Industry minister of Goa
- In office 1999–2002

Speaker of the Goa Legislative Assembly
- In office 26 July 1991 – 15 January 1995
- Preceded by: Surendra Sirsat
- Succeeded by: Tomazinho Cardozo

Member of Goa Legislative Assembly
- In office 1999–2002
- Preceded by: John Manuel Vaz
- Succeeded by: Giovanni Karl Vaz
- Constituency: Mormugao
- In office 1977–1994
- Preceded by: Joshi Vassant Subraya
- Succeeded by: John Manuel Vaz
- Constituency: Mormugao

Law and Revenue Minister of Goa
- In office 1984–1989

Personal details
- Party: Indian National Congress; Indian National Congress (Sheik Hassan); Bharatiya Janata Party;
- Occupation: Politician

= Sheikh Hassan Haroon =

Indian politician (died 2021)

Sheikh Hassan Haroon (died 6 May 2021) was an Indian politician. He was a five term member of the Goa Legislative Assembly representing the Mormugao Assembly constituency.

==Political career==
Haroon was the Industry minister of Goa from 1999 to 2002 and Speaker of the Goa Legislative Assembly from 1991 to 1995. He was also the Law and Revenue Minister of Goa from 1984 to 1989.

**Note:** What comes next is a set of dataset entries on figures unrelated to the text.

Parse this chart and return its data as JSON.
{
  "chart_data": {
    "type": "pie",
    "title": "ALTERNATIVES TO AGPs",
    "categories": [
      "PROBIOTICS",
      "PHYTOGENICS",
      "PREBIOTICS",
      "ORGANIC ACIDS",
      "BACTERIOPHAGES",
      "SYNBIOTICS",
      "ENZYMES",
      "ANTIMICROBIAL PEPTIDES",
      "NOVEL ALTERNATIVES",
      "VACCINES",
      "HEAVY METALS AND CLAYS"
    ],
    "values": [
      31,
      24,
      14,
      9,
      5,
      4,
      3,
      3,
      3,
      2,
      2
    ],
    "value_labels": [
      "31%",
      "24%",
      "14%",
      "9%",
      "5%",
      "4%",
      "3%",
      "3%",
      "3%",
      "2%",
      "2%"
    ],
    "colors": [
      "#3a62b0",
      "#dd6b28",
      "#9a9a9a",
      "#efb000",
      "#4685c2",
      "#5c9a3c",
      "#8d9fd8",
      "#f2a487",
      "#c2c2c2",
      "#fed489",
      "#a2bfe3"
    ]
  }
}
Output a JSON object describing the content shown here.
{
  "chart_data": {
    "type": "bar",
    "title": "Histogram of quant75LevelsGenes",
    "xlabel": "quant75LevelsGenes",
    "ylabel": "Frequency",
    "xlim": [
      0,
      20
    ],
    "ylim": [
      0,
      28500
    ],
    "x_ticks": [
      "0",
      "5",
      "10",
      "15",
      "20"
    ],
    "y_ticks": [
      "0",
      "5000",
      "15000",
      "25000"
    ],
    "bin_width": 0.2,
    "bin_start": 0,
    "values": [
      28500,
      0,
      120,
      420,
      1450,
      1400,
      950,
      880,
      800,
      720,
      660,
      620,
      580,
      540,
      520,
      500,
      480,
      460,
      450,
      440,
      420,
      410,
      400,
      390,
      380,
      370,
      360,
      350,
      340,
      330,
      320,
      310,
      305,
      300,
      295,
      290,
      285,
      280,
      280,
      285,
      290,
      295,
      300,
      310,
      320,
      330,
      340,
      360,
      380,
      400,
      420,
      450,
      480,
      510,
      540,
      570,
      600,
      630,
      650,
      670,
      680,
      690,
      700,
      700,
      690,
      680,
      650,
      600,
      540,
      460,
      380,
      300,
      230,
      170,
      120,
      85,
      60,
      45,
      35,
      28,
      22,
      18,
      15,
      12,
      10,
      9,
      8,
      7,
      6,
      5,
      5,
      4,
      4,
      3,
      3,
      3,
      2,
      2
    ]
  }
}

===Mormugao Assembly Constituency===
Haroon was a five term member of the Goa Legislative Assembly representing the Mormugao constituency, four terms from 1977 to 1994 and 1999 to 2002.

===Indian National Congress (Sheik Hassan)===
After leaving the Indian National Congress Haroon floated his own political party called Indian National Congress (Sheik Hassan) in 2002. Later this party merged with Bharatiya Janata Party.